In its latest fiscal year performance, Bunna Bank joined a hoard of competitors in posting a rise in net profits, positioning it as a noteworthy contender within the banking industry. However, its financial performance placed it in a peculiar middle-tier position — above Berhan Bank but trailing behind competitors such as Abay and Oromia banks. Despite the uptick in profits, shareholders experienced a decline in Earnings Per Share, with a drop to 236.44 birr from the previous year but above Berhan Bank (156 birr) while it fell short of Oromia Bank (324 birr) and Abay Bank (360 birr). The Bank's executives attributed the decrease to strategic capital infusions to reinforce its resource base amid rising operational costs.
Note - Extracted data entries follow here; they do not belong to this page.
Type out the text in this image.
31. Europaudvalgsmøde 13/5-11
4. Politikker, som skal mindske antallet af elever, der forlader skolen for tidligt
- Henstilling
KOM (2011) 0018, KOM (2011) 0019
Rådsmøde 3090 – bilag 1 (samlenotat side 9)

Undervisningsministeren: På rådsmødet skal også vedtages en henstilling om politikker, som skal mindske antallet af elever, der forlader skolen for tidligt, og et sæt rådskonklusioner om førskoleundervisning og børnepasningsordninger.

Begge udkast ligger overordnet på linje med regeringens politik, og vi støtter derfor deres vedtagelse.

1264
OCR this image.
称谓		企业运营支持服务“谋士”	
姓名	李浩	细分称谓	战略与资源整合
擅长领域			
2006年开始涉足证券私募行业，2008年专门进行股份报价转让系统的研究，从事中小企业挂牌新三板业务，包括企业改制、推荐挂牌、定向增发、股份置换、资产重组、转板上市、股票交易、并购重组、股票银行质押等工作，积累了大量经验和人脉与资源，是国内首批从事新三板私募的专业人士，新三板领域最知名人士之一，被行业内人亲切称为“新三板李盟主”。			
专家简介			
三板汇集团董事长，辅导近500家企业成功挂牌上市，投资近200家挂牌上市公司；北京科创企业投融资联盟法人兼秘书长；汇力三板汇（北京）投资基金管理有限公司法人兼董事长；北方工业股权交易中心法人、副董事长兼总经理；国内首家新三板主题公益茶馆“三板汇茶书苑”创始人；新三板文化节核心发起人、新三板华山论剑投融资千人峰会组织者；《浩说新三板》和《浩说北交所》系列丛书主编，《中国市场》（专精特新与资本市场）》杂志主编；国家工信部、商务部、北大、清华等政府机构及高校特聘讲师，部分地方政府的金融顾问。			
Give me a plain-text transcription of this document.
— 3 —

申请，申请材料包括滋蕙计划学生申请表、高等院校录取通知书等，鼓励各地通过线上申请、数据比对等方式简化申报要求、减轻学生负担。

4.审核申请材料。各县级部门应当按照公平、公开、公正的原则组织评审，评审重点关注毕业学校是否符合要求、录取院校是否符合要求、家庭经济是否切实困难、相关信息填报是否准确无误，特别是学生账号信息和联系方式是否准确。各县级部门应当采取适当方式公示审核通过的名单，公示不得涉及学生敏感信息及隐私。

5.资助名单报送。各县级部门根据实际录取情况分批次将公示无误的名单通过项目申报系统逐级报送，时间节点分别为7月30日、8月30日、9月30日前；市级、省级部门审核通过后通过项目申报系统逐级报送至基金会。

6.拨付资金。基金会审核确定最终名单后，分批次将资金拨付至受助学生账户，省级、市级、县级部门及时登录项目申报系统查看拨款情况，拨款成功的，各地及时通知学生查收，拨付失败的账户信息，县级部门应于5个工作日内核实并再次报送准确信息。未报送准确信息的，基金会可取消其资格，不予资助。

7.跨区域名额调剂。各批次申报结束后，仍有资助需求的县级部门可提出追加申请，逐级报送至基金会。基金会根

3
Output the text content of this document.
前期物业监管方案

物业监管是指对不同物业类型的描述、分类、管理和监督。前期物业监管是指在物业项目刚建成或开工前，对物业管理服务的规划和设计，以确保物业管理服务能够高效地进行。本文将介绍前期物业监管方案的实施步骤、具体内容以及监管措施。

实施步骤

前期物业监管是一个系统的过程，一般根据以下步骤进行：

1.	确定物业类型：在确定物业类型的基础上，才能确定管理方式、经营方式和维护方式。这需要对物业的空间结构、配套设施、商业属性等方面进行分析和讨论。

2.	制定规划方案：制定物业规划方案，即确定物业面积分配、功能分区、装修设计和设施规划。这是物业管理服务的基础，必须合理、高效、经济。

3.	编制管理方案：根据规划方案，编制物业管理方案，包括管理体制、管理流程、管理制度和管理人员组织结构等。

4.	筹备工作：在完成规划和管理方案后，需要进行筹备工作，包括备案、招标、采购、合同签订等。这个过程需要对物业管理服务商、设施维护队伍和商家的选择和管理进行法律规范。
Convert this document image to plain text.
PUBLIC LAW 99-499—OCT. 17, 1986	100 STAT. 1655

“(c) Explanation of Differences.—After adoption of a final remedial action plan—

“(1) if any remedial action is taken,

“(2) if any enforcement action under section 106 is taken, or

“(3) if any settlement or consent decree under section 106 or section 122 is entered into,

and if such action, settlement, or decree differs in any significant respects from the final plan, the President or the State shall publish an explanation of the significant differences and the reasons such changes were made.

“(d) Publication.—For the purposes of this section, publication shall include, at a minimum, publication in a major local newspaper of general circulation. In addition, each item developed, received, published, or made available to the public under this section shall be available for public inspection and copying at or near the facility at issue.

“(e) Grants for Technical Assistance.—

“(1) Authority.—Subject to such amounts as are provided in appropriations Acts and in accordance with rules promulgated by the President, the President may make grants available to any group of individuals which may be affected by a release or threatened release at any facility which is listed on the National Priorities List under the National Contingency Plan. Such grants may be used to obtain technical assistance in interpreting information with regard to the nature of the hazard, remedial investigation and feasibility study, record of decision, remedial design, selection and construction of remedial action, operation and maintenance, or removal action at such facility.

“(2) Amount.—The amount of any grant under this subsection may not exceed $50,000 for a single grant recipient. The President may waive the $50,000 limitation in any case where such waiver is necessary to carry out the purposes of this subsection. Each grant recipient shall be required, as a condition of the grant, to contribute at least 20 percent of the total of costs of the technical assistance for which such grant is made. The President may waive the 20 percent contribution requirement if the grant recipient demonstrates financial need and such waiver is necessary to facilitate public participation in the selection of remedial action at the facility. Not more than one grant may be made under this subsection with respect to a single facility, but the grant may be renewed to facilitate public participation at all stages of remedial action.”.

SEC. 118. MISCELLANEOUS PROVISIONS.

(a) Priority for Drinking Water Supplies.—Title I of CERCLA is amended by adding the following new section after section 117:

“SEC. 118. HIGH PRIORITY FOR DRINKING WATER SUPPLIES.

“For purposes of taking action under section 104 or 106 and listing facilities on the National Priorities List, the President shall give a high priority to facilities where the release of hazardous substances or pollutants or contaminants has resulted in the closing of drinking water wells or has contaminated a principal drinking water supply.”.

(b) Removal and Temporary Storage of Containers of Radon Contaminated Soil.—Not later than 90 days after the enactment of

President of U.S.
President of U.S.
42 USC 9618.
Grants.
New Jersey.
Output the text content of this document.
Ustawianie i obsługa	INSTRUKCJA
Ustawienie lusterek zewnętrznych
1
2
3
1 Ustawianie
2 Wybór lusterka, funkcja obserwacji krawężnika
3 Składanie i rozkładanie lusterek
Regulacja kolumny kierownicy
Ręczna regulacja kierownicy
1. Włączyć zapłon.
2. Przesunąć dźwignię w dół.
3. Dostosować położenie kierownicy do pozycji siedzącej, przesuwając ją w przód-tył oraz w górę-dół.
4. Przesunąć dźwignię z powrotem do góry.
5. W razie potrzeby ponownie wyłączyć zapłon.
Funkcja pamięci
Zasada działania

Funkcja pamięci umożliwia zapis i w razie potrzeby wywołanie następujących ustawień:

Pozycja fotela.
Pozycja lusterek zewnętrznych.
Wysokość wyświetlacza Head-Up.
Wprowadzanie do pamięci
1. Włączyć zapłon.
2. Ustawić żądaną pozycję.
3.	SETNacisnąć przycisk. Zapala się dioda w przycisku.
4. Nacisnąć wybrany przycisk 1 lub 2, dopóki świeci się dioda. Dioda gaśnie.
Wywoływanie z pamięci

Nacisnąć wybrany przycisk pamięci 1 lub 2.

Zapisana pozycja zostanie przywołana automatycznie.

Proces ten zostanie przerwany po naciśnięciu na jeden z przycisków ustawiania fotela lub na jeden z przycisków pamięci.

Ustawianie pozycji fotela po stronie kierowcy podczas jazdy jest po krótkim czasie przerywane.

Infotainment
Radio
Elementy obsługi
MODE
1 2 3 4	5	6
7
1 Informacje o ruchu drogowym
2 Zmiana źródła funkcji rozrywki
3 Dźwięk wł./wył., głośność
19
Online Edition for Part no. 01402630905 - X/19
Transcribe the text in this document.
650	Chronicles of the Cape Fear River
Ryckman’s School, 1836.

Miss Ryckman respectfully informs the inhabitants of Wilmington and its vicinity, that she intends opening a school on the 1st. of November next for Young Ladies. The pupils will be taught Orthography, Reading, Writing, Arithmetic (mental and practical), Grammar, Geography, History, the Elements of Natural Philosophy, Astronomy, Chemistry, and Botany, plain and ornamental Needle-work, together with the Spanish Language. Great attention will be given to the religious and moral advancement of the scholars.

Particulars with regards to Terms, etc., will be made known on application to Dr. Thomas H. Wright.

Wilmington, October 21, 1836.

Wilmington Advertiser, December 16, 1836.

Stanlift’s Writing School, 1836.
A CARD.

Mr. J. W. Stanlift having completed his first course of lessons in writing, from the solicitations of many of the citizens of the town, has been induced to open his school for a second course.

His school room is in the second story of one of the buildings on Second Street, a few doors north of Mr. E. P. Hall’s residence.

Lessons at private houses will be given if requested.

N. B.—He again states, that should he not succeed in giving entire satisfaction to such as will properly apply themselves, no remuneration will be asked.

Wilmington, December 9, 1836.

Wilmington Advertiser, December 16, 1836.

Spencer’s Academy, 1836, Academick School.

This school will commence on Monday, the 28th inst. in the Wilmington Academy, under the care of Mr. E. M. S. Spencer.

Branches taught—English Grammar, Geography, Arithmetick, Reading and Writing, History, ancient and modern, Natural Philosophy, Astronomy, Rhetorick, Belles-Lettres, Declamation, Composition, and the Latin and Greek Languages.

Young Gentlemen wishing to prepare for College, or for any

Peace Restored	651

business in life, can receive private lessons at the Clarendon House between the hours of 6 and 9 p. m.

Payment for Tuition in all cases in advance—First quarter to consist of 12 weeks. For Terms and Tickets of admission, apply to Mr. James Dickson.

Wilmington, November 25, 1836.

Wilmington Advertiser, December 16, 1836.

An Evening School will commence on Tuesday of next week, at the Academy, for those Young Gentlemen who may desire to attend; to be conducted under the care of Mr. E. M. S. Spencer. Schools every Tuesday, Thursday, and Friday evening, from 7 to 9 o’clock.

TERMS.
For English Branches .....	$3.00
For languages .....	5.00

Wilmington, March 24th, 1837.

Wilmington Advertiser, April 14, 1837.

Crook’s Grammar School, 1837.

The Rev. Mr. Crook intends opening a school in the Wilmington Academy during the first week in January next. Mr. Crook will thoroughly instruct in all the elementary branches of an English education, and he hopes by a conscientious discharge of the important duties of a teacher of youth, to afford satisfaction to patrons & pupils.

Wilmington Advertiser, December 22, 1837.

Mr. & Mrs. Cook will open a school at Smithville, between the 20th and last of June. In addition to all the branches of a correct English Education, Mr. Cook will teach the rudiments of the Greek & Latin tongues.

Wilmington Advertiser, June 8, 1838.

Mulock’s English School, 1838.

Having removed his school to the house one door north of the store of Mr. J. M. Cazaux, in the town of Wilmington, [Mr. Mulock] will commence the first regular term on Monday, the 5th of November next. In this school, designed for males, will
While the move is believed to help Bunna consolidate its capital structure, analysts caution operational efficiency and cost management strategies in a period marked by industry repositioning. The Bank ended its operations with a 6.6 percent climb in net profits to 949.21 million Birr, almost double the profit Berhan Bank reported but lagging behind Abay's 1.55 billion birr and Oromia's 1.58 billion Birr. Although it appears to be dwarfed by Awash Bank's 5.3 billion birr profit (the industry's largest for private banks), Bunna Bank's performance is noteworthy, defying its smaller scale and contributing to the industry's aggregated profit of 22.2 billion birr in the latest operational year.

that’s all for today. We’ll be back with more updates next week. 
May good luck and fortune always be with you.